Si avvicinavano velocemente e il rumore dei loro motori arrivava veloce insieme a loro. In un attimo furono a circa trecento metri dalle cupole senza dare segno di voler rallentare.
Due uomini viola sbucarono d'improvviso sulla strada, a qualche metro d'altezza, con sbuffi di luce arancio che fuoriuscivano dalla base delle loro gambe.
«Indietro!» disse Roberto, tirando presso di sé il figlio. Giancarlo si abbassò un poco.
Le due sentinelle guardavano in direzione delle auto, dando loro le spalle, e a un tratto partirono.
Nell'esatto istante in cui la prima arrivò sopra alla prima auto, questa scartò a sinistra, sbandando paurosamente a causa dell'alta velocità. La sentinella, forse presa alla sprovvista, proseguì la sua marcia per qualche metro, arrivando vicino alla seconda auto, sulla quale si era già fiondato il secondo uomo, si arrestò di colpo e si girò, volando dietro alla vettura che era riuscita a rimanere in strada e proseguiva la folle corsa.

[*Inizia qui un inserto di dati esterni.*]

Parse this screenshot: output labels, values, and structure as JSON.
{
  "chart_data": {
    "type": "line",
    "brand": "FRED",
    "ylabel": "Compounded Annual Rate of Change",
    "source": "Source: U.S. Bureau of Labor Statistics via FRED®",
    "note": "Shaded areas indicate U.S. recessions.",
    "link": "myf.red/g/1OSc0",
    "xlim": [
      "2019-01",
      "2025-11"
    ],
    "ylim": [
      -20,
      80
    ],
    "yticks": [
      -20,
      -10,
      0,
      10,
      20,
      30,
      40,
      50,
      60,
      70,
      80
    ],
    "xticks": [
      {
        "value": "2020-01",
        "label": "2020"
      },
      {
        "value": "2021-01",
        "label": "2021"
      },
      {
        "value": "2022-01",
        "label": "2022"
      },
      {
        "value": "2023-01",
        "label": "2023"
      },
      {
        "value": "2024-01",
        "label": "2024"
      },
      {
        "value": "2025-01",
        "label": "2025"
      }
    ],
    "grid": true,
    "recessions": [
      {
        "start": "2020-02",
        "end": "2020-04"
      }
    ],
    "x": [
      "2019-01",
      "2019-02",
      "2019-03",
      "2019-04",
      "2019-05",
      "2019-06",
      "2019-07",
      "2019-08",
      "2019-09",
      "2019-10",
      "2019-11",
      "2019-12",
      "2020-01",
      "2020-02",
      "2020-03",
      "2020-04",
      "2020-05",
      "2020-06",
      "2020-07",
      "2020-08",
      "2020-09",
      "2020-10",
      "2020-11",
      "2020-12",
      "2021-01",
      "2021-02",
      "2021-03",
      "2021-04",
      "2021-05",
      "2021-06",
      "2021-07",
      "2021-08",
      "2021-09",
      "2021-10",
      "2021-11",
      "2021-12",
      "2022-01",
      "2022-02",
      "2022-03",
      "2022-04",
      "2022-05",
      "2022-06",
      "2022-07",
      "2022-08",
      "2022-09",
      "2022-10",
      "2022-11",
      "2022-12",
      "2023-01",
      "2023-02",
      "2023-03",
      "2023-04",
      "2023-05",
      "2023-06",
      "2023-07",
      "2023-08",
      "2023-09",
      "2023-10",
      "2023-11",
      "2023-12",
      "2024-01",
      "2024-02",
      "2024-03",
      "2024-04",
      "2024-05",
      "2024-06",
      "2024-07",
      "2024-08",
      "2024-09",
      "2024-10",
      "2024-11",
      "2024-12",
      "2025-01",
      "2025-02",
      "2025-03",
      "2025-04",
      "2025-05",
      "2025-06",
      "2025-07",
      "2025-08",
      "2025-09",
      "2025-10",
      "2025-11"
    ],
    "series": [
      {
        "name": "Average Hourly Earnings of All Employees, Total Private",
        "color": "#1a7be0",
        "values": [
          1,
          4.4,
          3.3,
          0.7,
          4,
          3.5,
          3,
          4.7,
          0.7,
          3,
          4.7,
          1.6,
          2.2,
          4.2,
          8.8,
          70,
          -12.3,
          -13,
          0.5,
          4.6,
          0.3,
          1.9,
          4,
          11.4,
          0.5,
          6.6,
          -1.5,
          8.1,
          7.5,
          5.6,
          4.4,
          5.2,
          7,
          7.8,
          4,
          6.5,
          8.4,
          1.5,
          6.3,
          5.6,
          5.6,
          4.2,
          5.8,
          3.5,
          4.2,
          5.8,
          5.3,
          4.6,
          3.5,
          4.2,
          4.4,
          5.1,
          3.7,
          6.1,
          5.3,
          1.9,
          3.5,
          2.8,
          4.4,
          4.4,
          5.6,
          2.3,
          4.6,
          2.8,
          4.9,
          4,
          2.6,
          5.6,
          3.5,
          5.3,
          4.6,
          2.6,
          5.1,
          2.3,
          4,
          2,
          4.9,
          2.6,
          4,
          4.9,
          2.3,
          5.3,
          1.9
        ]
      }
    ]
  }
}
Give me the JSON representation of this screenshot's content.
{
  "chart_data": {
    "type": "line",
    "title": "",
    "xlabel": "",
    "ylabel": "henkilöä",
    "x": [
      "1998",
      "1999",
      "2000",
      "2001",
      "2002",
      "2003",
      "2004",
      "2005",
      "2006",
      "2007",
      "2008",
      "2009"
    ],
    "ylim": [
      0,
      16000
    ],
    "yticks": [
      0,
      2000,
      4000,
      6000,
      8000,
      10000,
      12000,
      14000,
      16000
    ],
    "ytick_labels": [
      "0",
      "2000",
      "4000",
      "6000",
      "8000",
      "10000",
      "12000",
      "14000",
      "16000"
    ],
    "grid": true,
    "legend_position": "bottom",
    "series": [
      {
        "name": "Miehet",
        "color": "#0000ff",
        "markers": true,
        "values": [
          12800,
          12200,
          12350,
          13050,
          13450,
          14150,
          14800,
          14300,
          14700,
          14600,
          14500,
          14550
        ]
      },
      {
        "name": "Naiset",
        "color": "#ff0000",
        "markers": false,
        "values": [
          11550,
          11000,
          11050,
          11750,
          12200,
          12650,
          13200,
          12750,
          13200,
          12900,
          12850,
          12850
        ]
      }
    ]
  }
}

La seconda macchina fu meno pronta dell'altra e fu investita dal raggio arancione dell'altra sentinella, proprio mentre passavano davanti alle cupole. La donna alla guida e il bambino che aveva di fianco furono trascinati fuori dai finestrini come due bambolotti di pezza; urlavano disperati, mentre l'auto, senza più controllo, continuò per qualche metro il suo galoppo, finché urtò il ciglio di un marciapiede e si ribaltò, volando contro una serie di serrande abbassate, in un frastuono assordante.
Nello stesso momento gli attori del primo duello erano giunti quasi davanti all'incrocio a T: la macchina procedeva a zig-zag ed era riuscita per due volte a farsi mancare dal raggio, ma il terzo tentativo fu fatale e, seguendo lo stesso copione, un uomo e una bambina che stringeva al petto un neonato, furono estratti gridando, e sbattuti in una bolla. Anche in questo caso, la macchina proseguì da sola per alcuni metri prima di schiantarsi contro a un lampione ed esplodere in un boato fragoroso.
Per tutto il tempo Roberto, Andrea e Giancarlo avevano assistito alla scena attoniti, ma nel momento esatto in cui la prima macchina era sfrecciata davanti a loro con la sentinella alle calcagna, Benisi aveva scosso Roberto gridando: «ANDIAMO! ORA! SUBITO!»
Roberto, come imbambolato, per un attimo venne letteralmente trascinato dal vecchio; poi, riacquistata lucidità, si fiondò alla Polo ed entrò, ingranando la marcia nel momento in cui gli sportelli dei suoi due compagni si chiusero. Gli sembrava di vivere un sogno e aveva il cuore pesante per ciò che aveva appena visto.
Partì sgommando, lasciando due vividi segni neri sull'asfalto, si tuffò sulla via Emilia e schiacciò l'acceleratore più che poteva. Passarono davanti alle cupole mentre la donna e il bambino andavano a far compagnia alla numerosa folla già presente, smettendo di botto di urlare. Proprio in quel momento, l'altra macchina esplose dietro di loro.
Roberto non si girò. Piegato in avanti sul volante, come se volesse dare più aerodinamica alla loro corsa, guardava solo la strada davanti a sé.
La Polo sfrecciava sulla via, come una palla di cannone argentata.